Wenn man an andere Folgen von Krebserkrankungen denkt, dann erscheint unkontrollierter Harnverlust weniger als Weltuntergang. Das große Problem ist der Kontrollverlust. Dieser Erkenntnis folgt oft Panik oder Resignation. Zumal Männer nicht dafür bekannt sind, sich Schwächen einzugestehen und offen damit umzugehen. Doch Probleme zu ignorieren, ist keine Lösung. Zumal es heutzutage hochwertige Hilfsmittel wie Einlagen oder Unterwäsche gibt, die im Alltag diskret und effektiv große Freiheit garantieren.

Nur zwei Jahre nach der Prostata-OP wurde Hodenkrebs bei Ihnen festgestellt. Wie haben Sie das verkraftet?

Dieser Hodenkrebs kann durch Prostatakrebs-Metastasen ausgelöst worden sein. Diese OP und die Folgen waren weniger schwerwiegend als bei der ersten Erkrankung.

Haben Sie nach Ihren beiden Krebserkrankungen in Ihrem Leben vieles umgestellt?

Insgesamt lebe ich viel gesünder. Ich esse abwechslungsreich, mehr Gemüse und weniger Fleisch. Ich treibe regelmäßig etwas Sport, ohne Stress, nur mit Spaß. Beim Beckenbodentraining muss ich allerdings wieder etwas zulegen, das kam zuletzt etwas zu kurz. Mein größter Gesundheitsfaktor sind meine beiden Mädels - meine wunderbare Ehefrau und unsere tolle Tochter.

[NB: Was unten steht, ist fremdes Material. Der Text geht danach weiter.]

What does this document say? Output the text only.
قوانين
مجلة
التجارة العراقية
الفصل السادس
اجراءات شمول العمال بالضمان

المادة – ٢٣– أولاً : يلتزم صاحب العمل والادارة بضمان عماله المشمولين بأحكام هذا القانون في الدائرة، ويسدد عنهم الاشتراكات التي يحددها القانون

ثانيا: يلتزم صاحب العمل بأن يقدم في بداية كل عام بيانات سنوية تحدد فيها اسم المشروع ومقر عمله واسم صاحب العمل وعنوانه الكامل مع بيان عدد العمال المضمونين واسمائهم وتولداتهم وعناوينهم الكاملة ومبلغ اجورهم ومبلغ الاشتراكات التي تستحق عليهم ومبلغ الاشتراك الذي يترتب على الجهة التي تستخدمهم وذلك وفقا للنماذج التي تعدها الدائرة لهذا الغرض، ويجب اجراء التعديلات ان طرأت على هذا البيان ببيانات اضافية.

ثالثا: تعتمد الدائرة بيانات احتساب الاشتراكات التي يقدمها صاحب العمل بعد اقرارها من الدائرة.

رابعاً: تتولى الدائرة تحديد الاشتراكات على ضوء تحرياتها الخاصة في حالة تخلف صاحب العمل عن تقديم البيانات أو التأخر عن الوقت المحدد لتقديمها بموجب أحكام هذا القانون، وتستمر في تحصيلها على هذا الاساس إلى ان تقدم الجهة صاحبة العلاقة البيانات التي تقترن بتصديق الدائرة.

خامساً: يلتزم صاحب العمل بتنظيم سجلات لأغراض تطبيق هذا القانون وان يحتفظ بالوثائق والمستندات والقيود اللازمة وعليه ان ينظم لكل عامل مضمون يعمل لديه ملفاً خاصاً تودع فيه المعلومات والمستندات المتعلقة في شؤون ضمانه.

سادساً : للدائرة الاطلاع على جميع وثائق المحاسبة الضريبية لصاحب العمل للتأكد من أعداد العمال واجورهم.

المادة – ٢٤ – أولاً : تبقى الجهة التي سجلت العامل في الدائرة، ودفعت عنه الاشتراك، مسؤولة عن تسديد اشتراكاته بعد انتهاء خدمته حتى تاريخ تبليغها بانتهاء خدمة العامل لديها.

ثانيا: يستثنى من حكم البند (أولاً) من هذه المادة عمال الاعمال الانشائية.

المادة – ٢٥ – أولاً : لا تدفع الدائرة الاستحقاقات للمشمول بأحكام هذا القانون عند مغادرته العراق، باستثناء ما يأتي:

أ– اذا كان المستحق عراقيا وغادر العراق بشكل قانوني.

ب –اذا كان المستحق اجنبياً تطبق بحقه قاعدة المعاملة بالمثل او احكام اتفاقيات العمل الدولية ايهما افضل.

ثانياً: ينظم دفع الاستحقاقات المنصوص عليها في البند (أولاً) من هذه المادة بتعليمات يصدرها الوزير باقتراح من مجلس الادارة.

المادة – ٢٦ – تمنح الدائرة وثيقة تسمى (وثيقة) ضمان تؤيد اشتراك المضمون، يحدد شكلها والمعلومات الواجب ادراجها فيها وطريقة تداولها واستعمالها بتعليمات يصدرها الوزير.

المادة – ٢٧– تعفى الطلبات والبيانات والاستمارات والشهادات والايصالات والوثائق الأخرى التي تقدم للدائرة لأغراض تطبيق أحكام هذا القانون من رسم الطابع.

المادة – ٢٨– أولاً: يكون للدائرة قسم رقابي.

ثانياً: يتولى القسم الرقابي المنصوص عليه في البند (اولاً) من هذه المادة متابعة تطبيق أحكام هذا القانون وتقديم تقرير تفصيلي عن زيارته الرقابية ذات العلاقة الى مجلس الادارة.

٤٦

Wollen Sie ein Vorbild sein? 

Vorbild? Ich hatte nie ein Vorbild. Ich bin meinen Weg gegangen. Tatsache ist, dass ich einer von Millionen Krebspatienten bin. Ich treibe Sport, ich trage Jeans, Lederhose oder Anzug. Ich bin im Fernsehen, ich spiele Theater. Ich mache, was ich will. Ich möchte Menschen ermuntern, ihren Weg zu gehen, auch mit einem Handicap. Ich kann nur jedem raten: Geh zur Vorsorge und konzentriere dich aufs Heute, nicht aufs Morgen.

Sie sprechen offen über Ihre Erkrankungen und engagieren sich für gesundheitliche Aufklärung. Warum?

Weil ich vielleicht mit meinen Erfahrungen anderen Betroffenen helfen kann. Obwohl es sogar Neider gibt, die behaupten: "Der Hartwig hat nie Krebs gehabt, sonst würde er damit nicht so offen umgehen."

Zum Schluss noch eine Fußballfrage: Wird Deutschland im Dezember Weltmeister?

Ich wünsche es dem Team natürlich, aber das wird nicht leicht. Der Franz würde sagen "Schau’n mer mal".